Como se não bastasse a blindagem do foro privilegiado, a classe política não quer ser alvo de piadas, mas o movimento de censura está instituído claramente, no Artigo 45 da Lei Federal nº 9.504, de 1997. Desde 2010, a mordaça se encontra suspensa, mas em caráter liminar. Na próxima quarta-feira, 13, o Supremo Tribunal Federal (STF) decidirá a parada de vez , no julgamento do mérito. Ou seja, será decidido se o povo pode ou não, pelo menos, rir das lambanças das excelências.
Na manhã de ontem, o relator do processo, ministro Alexandre de Moraes, recebeu os comediantes Fábio Porchat, Marcius Melhem e Bruno Mazzeo. Com bom humor, o trio buscou sensibilizar o magistrado em favor da liberdade de expressão. O questionamento jurídico está formalizado na Ação Direta de Inconstitucionalidade (Adin) 4451, proposta pela Associação Brasileira de Emissoras de Rádio e Televisão (Abert).
“Os dispositivos legais em questão não se coadunam com a sistemática constitucional das liberdades de expressão e de imprensa e do direito à informação, garantias institucionais verdadeiramente constitutivas da democracia brasileira”, argumenta a Abert. Taxando a legislação como censura, a associação defende a possibilidade da sátira com um elemento necessário para a construção de um ambiente eleitoral sadio.

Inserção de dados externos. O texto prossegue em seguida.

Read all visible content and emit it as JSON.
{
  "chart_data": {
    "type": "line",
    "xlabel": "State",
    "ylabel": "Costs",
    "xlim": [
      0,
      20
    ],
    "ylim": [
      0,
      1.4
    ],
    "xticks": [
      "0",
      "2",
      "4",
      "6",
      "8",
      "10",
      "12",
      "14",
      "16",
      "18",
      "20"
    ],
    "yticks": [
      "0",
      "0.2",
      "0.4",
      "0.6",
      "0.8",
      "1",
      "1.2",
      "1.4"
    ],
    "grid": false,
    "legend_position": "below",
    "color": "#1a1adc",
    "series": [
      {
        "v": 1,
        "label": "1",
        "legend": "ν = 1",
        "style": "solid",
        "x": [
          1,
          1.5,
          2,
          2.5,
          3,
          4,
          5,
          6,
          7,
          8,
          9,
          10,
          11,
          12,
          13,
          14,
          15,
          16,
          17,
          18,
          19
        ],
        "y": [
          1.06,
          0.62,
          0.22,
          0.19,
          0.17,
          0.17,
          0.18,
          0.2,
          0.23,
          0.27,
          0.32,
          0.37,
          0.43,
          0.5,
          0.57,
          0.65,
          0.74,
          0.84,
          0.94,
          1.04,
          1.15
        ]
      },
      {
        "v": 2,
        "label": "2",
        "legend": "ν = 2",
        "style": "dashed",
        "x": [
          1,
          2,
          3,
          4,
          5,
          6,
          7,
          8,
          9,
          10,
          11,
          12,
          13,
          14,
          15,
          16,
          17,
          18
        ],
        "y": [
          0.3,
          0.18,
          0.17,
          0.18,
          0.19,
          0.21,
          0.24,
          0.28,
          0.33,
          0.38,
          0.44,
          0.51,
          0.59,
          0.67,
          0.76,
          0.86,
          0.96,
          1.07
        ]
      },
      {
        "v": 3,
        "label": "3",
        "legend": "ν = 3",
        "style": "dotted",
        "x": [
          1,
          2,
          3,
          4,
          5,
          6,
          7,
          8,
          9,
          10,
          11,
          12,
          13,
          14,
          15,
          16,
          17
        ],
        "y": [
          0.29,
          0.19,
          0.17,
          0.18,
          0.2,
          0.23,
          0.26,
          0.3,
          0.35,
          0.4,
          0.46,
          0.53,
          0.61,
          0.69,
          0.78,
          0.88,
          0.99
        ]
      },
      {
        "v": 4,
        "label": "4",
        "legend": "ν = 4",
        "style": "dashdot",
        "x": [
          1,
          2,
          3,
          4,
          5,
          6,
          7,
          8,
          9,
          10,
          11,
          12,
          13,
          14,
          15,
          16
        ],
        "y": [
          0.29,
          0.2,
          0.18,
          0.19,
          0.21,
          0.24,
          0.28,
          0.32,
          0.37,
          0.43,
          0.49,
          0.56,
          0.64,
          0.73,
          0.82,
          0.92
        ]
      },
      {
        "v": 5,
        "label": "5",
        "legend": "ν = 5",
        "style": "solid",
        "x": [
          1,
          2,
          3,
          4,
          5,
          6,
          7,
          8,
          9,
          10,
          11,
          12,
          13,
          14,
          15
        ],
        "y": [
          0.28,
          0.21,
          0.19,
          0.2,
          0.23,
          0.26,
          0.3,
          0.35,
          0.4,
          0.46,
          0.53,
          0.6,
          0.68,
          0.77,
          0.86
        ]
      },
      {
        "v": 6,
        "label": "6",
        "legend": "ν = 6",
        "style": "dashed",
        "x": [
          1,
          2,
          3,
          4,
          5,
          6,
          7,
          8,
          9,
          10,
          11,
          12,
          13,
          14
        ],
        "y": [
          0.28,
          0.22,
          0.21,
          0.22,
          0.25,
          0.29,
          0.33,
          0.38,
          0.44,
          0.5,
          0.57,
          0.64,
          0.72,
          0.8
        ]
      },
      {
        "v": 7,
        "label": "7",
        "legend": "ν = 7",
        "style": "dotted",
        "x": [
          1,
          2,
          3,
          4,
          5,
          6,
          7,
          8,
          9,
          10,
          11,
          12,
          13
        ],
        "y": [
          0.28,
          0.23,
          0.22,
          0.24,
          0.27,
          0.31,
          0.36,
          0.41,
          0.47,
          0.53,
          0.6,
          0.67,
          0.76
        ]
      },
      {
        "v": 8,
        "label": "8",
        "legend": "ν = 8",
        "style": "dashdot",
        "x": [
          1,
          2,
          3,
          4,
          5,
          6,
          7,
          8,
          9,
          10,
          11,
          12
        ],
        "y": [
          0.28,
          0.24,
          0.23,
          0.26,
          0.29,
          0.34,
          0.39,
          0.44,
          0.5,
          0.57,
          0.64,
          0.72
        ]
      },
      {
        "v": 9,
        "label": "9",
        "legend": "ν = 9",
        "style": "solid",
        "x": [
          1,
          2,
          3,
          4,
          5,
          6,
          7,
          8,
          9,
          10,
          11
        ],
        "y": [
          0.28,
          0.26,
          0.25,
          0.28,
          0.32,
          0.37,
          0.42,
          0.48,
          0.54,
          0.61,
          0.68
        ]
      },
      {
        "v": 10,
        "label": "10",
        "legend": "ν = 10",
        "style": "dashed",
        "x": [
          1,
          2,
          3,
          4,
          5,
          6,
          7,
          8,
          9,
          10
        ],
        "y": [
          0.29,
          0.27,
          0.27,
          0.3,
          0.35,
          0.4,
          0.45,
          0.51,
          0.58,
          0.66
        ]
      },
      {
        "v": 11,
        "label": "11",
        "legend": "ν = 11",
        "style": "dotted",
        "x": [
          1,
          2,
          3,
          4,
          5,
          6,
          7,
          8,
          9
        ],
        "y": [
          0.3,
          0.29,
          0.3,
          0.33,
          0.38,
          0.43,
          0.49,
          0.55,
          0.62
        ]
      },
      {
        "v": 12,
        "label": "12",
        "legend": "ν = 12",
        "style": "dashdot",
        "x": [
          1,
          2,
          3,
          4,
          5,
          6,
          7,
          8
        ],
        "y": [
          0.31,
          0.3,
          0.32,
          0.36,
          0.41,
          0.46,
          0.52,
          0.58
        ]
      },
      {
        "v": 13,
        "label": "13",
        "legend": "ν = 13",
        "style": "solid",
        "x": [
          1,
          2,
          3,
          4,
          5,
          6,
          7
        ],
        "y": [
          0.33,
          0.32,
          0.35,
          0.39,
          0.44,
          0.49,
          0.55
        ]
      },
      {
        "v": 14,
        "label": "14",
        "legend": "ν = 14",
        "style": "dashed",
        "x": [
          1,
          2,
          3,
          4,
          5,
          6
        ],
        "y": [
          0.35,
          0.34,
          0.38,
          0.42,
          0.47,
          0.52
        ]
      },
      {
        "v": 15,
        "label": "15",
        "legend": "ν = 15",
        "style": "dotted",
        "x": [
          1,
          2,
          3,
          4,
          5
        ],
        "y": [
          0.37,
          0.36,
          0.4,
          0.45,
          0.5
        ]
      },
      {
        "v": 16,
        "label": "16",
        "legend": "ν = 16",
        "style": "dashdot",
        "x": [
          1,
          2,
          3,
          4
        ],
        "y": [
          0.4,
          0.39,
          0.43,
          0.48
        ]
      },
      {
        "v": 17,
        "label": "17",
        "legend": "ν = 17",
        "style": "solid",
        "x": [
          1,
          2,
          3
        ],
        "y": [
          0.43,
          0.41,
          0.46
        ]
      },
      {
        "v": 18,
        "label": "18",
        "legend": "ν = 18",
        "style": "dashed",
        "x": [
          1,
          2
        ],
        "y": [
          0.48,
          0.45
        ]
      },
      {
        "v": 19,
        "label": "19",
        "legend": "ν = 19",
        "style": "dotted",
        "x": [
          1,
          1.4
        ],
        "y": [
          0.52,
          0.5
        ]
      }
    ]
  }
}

“Assim, a ideia de um procedimento eleitoral justo não exclui, mas antes pressupõe, a existência de um livre, aberto e robusto mercado de ideias e informações, só alcançável nas sociedades que asseguram, em sua plenitude, as liberdades de expressão e de imprensa, e o direito difuso da cidadania à informação”, alinhava a Adin.
O analista de risco Paulo Kramer não vê graça na legislação antipiadas. E afirma: a sátira é um elemento da vida pública. “E para quem é liberal, como eu, é muito importante que os políticos temam a sátira, para que não se sintam muito à vontade em fazer o que querem com o dinheiro do contribuinte”, pondera. A irreverência é uma arma da democracia. Na ditadura militar, jornalistas e humoristas buscaram transmitir ideias pelo riso. “Millôr Fernandes brincava: ‘jornalismo é oposição; o resto é armazém de secos e molhados’”, cita.

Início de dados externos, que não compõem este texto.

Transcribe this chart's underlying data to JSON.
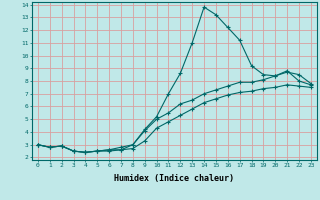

O professor Ricardo Caldas, do Instituto de Ciência Política da Universidade de Brasília (UnB), também não ri com a mordaça proposta pelos políticos. No seu entender, a sátira é válida, mas não pode ultrapassar as fronteiras da grosseria, vulgaridade e difamação. Nestes casos, diz, cabe reparação.

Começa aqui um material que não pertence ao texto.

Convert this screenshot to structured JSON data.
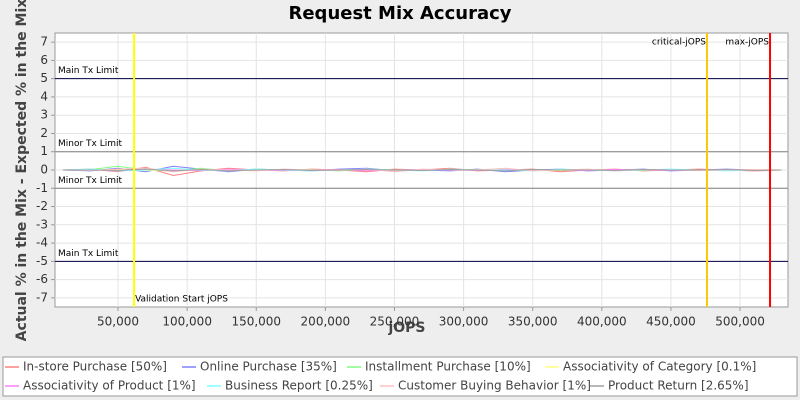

Aos políticos, no entanto, não soa coerente a regalia de um campo de força contra os risos do povo. Muito menos nesse Brasil, onde as excelências protagonizam um stand up nada engraçado com escândalos de “suposta” corrupção e má administração dos serviços públicos.
Saiba Mais
Confira a piada (SQN):
“Art. 45. Encerrado o prazo para a realização das convenções no ano das eleições, é vedado às emissoras de rádio e televisão, em sua programação normal e em seu noticiário:
(…)II – usar trucagem, montagem ou outro recurso de áudio ou vídeo que, de qualquer forma, degradem ou ridicularizem candidato, partido ou coligação, ou produzir ou veicular programa com esse efeito;
III – veicular propaganda política ou difundir opinião favorável ou contrária a candidato, partido, coligação, a seus órgãos ou representantes”.